Chapitre 2

Désenchantements

Un "eldorado". C'est le terme qui était souvent utilisé dans la presse pour parler de l'usine de Carhaix. Mais dès le début, nombre d'agriculteurs sont sceptiques. Encore aujourd'hui, ils dénoncent un système qui, selon eux, mène à une industrialisation forcée.

Tout a commencé le jour où la plaquette est arrivée dans sa boîte aux lettres. Ce jour-là, Pierrick Berthou ne l’a pas oublié. Entre deux enveloppes, il déplie un flyer aux couleurs de l’entreprise chinoise Synutra. « Sur le papier, l’entreprise vendait du rêve », se souvient l’éleveur, installé depuis 1985 à Quimperlé et producteur de lait bio pour l’organisation Biolait. « J’ai reçu leur propagande, et dès le début je n’y ai pas cru », admet sur un ton lourd Pierrick Berthou, qui s’est toujours placé en ferme opposant au projet de l'usine de lait en poudre à Carhaix.

Comme lui, la plupart des producteurs laitiers des environs ont reçu le même courrier, vantant les mérites de la méga-usine et les bénéfices financiers qu’ils pourraient en tirer.

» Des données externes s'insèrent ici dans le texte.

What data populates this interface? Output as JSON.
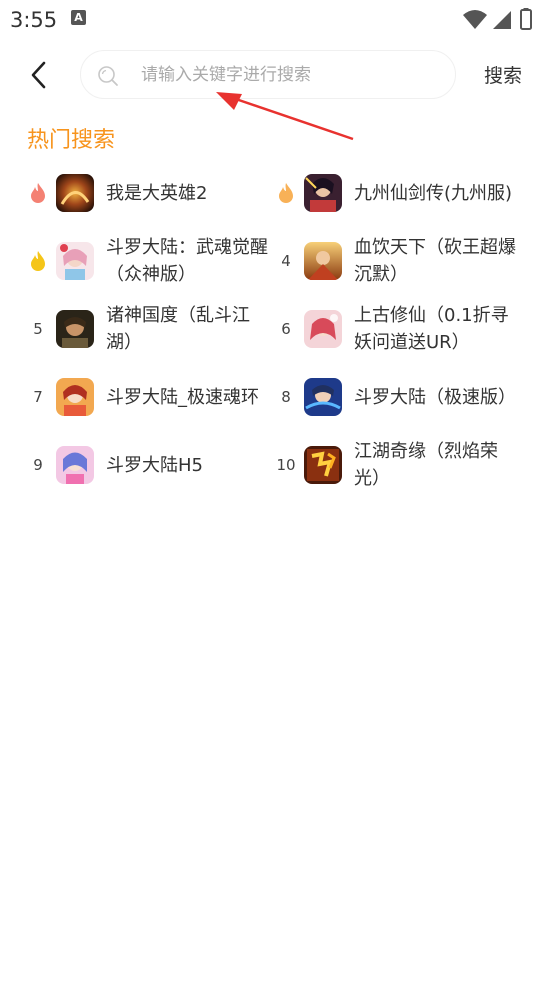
{
  "status_bar": {
    "time": "3:55",
    "notification_icon": "a-notification-icon",
    "right_icons": [
      "wifi-icon",
      "signal-icon",
      "battery-icon"
    ]
  },
  "header": {
    "back_icon": "chevron-left-icon",
    "search_placeholder": "请输入关键字进行搜索",
    "search_value": "",
    "search_button": "搜索"
  },
  "section": {
    "title": "热门搜索"
  },
  "hot_searches": [
    {
      "rank": "",
      "rank_icon": "flame-icon-red",
      "name": "我是大英雄2"
    },
    {
      "rank": "",
      "rank_icon": "flame-icon-orange",
      "name": "九州仙剑传(九州服)"
    },
    {
      "rank": "",
      "rank_icon": "flame-icon-yellow",
      "name": "斗罗大陆：武魂觉醒（众神版）"
    },
    {
      "rank": "4",
      "rank_icon": "",
      "name": "血饮天下（砍王超爆沉默）"
    },
    {
      "rank": "5",
      "rank_icon": "",
      "name": "诸神国度（乱斗江湖）"
    },
    {
      "rank": "6",
      "rank_icon": "",
      "name": "上古修仙（0.1折寻妖问道送UR）"
    },
    {
      "rank": "7",
      "rank_icon": "",
      "name": "斗罗大陆_极速魂环"
    },
    {
      "rank": "8",
      "rank_icon": "",
      "name": "斗罗大陆（极速版）"
    },
    {
      "rank": "9",
      "rank_icon": "",
      "name": "斗罗大陆H5"
    },
    {
      "rank": "10",
      "rank_icon": "",
      "name": "江湖奇缘（烈焰荣光）"
    }
  ],
  "colors": {
    "accent": "#f7941d",
    "flame_red": "#f26b5b",
    "flame_orange": "#f7a845",
    "flame_yellow": "#f5c518",
    "annotation_arrow": "#e8322f"
  }
}
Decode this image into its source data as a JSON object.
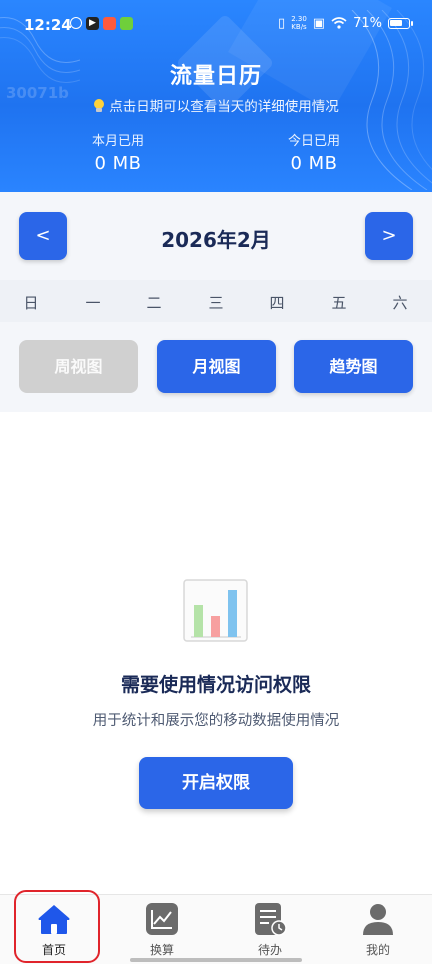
{
  "status_bar": {
    "time": "12:24",
    "net_speed_value": "2.30",
    "net_speed_unit": "KB/s",
    "battery_percent": "71%",
    "battery_level": 0.71
  },
  "header": {
    "watermark": "30071b",
    "title": "流量日历",
    "hint": "点击日期可以查看当天的详细使用情况",
    "month_used_label": "本月已用",
    "month_used_value": "0 MB",
    "today_used_label": "今日已用",
    "today_used_value": "0 MB"
  },
  "calendar": {
    "prev_label": "<",
    "next_label": ">",
    "month_label": "2026年2月",
    "weekdays": [
      "日",
      "一",
      "二",
      "三",
      "四",
      "五",
      "六"
    ]
  },
  "views": {
    "week": "周视图",
    "month": "月视图",
    "trend": "趋势图"
  },
  "permission": {
    "title": "需要使用情况访问权限",
    "description": "用于统计和展示您的移动数据使用情况",
    "button": "开启权限"
  },
  "bottom_nav": {
    "home": "首页",
    "convert": "换算",
    "todo": "待办",
    "mine": "我的"
  },
  "colors": {
    "primary": "#2b66e8",
    "header": "#2a86ff",
    "disabled": "#d0d0d0",
    "highlight": "#e0242b"
  }
}
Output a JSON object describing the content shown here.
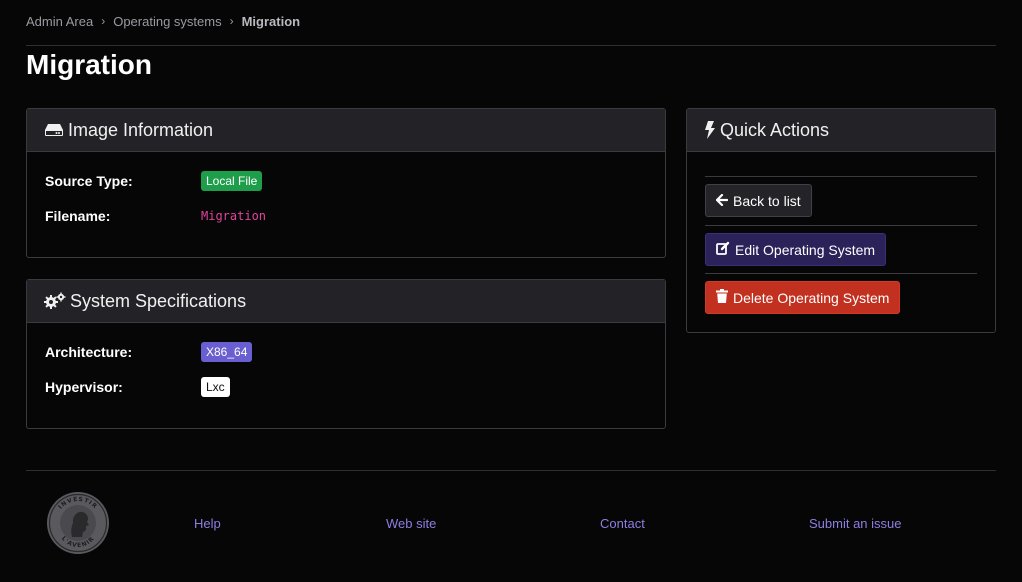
{
  "breadcrumb": {
    "items": [
      "Admin Area",
      "Operating systems"
    ],
    "current": "Migration"
  },
  "page": {
    "title": "Migration"
  },
  "image_info": {
    "title": "Image Information",
    "source_type_label": "Source Type:",
    "source_type_value": "Local File",
    "filename_label": "Filename:",
    "filename_value": "Migration"
  },
  "system_specs": {
    "title": "System Specifications",
    "architecture_label": "Architecture:",
    "architecture_value": "X86_64",
    "hypervisor_label": "Hypervisor:",
    "hypervisor_value": "Lxc"
  },
  "quick_actions": {
    "title": "Quick Actions",
    "back_label": "Back to list",
    "edit_label": "Edit Operating System",
    "delete_label": "Delete Operating System"
  },
  "footer": {
    "links": [
      "Help",
      "Web site",
      "Contact",
      "Submit an issue"
    ],
    "logo_text_top": "INVESTIR",
    "logo_text_bottom": "L'AVENIR"
  },
  "colors": {
    "accent": "#8c7fe0",
    "success": "#1e9e4a",
    "danger": "#c2301f",
    "primary": "#2b2259"
  }
}
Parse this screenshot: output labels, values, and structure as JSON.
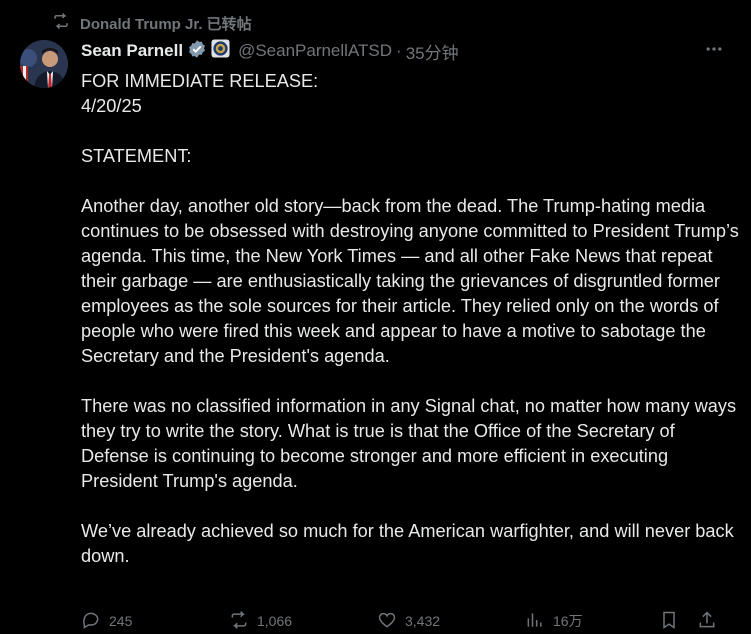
{
  "retweet": {
    "icon": "retweet-icon",
    "label": "Donald Trump Jr. 已转帖"
  },
  "author": {
    "name": "Sean Parnell",
    "handle": "@SeanParnellATSD",
    "separator": "·",
    "time": "35分钟",
    "verified_icon": "verified-badge-icon",
    "affiliate_icon": "affiliate-seal-icon",
    "verified_color": "#829aab"
  },
  "tweet": {
    "paragraphs": [
      "FOR IMMEDIATE RELEASE:\n4/20/25",
      "STATEMENT:",
      "Another day, another old story—back from the dead. The Trump-hating media continues to be obsessed with destroying anyone committed to President Trump’s agenda. This time, the New York Times — and all other Fake News that repeat their garbage — are enthusiastically taking the grievances of disgruntled former employees as the sole sources for their article.  They relied only on the words of people who were fired this week and appear to have a motive to sabotage the Secretary and the President's agenda.",
      "There was no classified information in any Signal chat, no matter how many ways they try to write the story. What is true is that the Office of the Secretary of Defense is continuing to become stronger and more efficient in executing President Trump's agenda.",
      "We’ve already achieved so much for the American warfighter, and will never back down."
    ]
  },
  "actions": {
    "reply": {
      "icon": "reply-icon",
      "count": "245"
    },
    "repost": {
      "icon": "repost-icon",
      "count": "1,066"
    },
    "like": {
      "icon": "heart-icon",
      "count": "3,432"
    },
    "views": {
      "icon": "views-icon",
      "count": "16万"
    },
    "bookmark": {
      "icon": "bookmark-icon"
    },
    "share": {
      "icon": "share-icon"
    }
  },
  "colors": {
    "background": "#000000",
    "text": "#e7e9ea",
    "muted": "#71767b"
  }
}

Certains y ont cru, attirés par l’ouverture du marché chinois, fort de plus d’un milliard d’habitants. Avec de telles avances, « il n’y avait plus qu’à se baisser pour ramasser les pavés en or », ironise Pierrick Berthou. Ce dernier a quitté la coopérative Sodiaal en 2014 pour rejoindre les membres de l’Association des producteurs de lait indépendants (APLI).

Car si sur le papier tout a l’air parfait, la réalité en a désenchanté plus d’un. Pour l’entreprise chinoise déjà, qui a dû compenser financièrement son partenaire français, avant même l’ouverture de l’usine. Dans un document de 2013 de la Securities and Exchange Commission (SEC), l'organisme fédéral américain de réglementation et de contrôle des marchés financiers (le siège social de Synutra étant basé aux États-Unis, dans le Maryland, exempté d’impôts sur les sociétés), on apprend que Synutra s’engage à ce que l’usine n’ouvre pas plus tard que le 2 janvier 2015. Faute de quoi, elle indemnisera Sodiaal pour les pertes. Mais avec plus d’un an et demi de retard, Synutra a dû payer à Sodiaal 8,8 millions de dollars. Ces montants sont à nouveau consultables dans un document de la SEC. De plus, l’usine s’est révélée bien plus chère que prévu, avec un coût estimé à 198 millions d’euros.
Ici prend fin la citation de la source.